Strong growth in the base business and acquired assets drive YoY growth: The brokerage noted that the consolidated revenue of the firm, which grew 43 percent YoY to ₹562 crore in Q3FY23, included ₹103 crore from Sunshine Hospitals and ₹37.2 crore from Kingsway Hospitals. The later became a subsidiary in Q2FY23 after KIMS raised its stake to 51 percent with effect from September 1, 2022. Excluding the acquired assets, revenue grew 34 percent YoY, noted Nuvama. However, the occupancy rate fell to 68.2 percent in Q3FY23 versus 82.2 percent in Q3FY22 due to: i) the closure of its Karim Nagar facility, ii) consolidation of Sunshine Hospitals (occupancy: 36.3 percent), and iii) the QoQ impact of the festive season on occupancy, it highlighted.
Nuvama expects a rise in revenue with a ramp-up in occupancy levels at Sunshine Hospitals and Kingsway Hospitals. Revenue contribution from patients paying in cash fell to 55 percent (from 61 percent in Q3FY22), but rose to 25 percent (from 21 percent in Q3FY22) from patients insured, it added.

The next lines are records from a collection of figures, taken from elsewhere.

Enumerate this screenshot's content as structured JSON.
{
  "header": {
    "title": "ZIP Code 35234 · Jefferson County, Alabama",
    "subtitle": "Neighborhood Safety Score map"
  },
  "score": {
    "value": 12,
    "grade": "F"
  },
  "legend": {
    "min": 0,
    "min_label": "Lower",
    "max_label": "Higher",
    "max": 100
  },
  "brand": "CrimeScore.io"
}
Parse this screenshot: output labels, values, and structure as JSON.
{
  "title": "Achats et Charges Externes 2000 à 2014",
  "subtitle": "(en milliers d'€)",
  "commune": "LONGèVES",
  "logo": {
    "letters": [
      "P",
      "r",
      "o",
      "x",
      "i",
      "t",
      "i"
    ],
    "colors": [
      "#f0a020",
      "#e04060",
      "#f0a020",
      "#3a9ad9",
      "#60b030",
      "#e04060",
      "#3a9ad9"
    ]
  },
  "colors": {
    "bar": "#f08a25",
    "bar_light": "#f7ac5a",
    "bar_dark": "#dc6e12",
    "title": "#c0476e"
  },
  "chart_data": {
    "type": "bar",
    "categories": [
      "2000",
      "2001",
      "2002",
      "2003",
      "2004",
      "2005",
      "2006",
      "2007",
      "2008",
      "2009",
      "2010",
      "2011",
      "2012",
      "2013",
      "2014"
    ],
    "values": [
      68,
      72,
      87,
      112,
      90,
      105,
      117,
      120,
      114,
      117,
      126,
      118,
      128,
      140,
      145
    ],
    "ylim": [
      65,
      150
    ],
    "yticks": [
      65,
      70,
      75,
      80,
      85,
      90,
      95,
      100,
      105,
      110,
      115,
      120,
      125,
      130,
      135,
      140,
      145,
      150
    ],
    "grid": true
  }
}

EBIDTA remains flattish QoQ: Consolidated EBITDA grew 16 percent YoY but fell 1 percent QoQ. EBITDA margin contracted by 610 bps YoY in Q3FY23. It remained flat QoQ at 26.9 percent due to the lower operating efficiency of Kingsway Hospitals, noted Nuvama. Excluding Sunshine Hospitals and Kingsway Hospitals, KIMS reported a 34 bps QoQ expansion in adjusted EBITDA margin to 30.3 percent, said the brokerage. It may see a marginal increase in operating cost in Q4FY23 due to the shifting of a unit of Sunshine Hospitals, Secunderabad to a new building, it forecasted. With the reorganisation and ramp-up of Sunshine Hospitals and Kingsway Hospitals, consolidated EBITDA margin should remain in the 26–27 percent range over FY23–24, predicted the brokerage.
Capacity expansion on track: As per the brokerage, KIMS is expected to incur an annual capex of ₹350–400 crore over the next two-to-three years on various brownfield and greenfield capacity expansions. It is planning a brownfield expansion of around 700 beds over the next three-to-four years and a greenfield expansion of 1,000 beds (excluding the 350–400 bed expansion plan at Chennai which has been put on hold), informed Nuvama. This should expand its total bed capacity by 42 percent over the next three-to-four years. A calibrated capex will be managed via internal accruals, with minimal dependence on debt, noted the brokerage.
Disclaimer: The views and recommendations made above are those of individual analysts or broking companies, and not of MintGenie.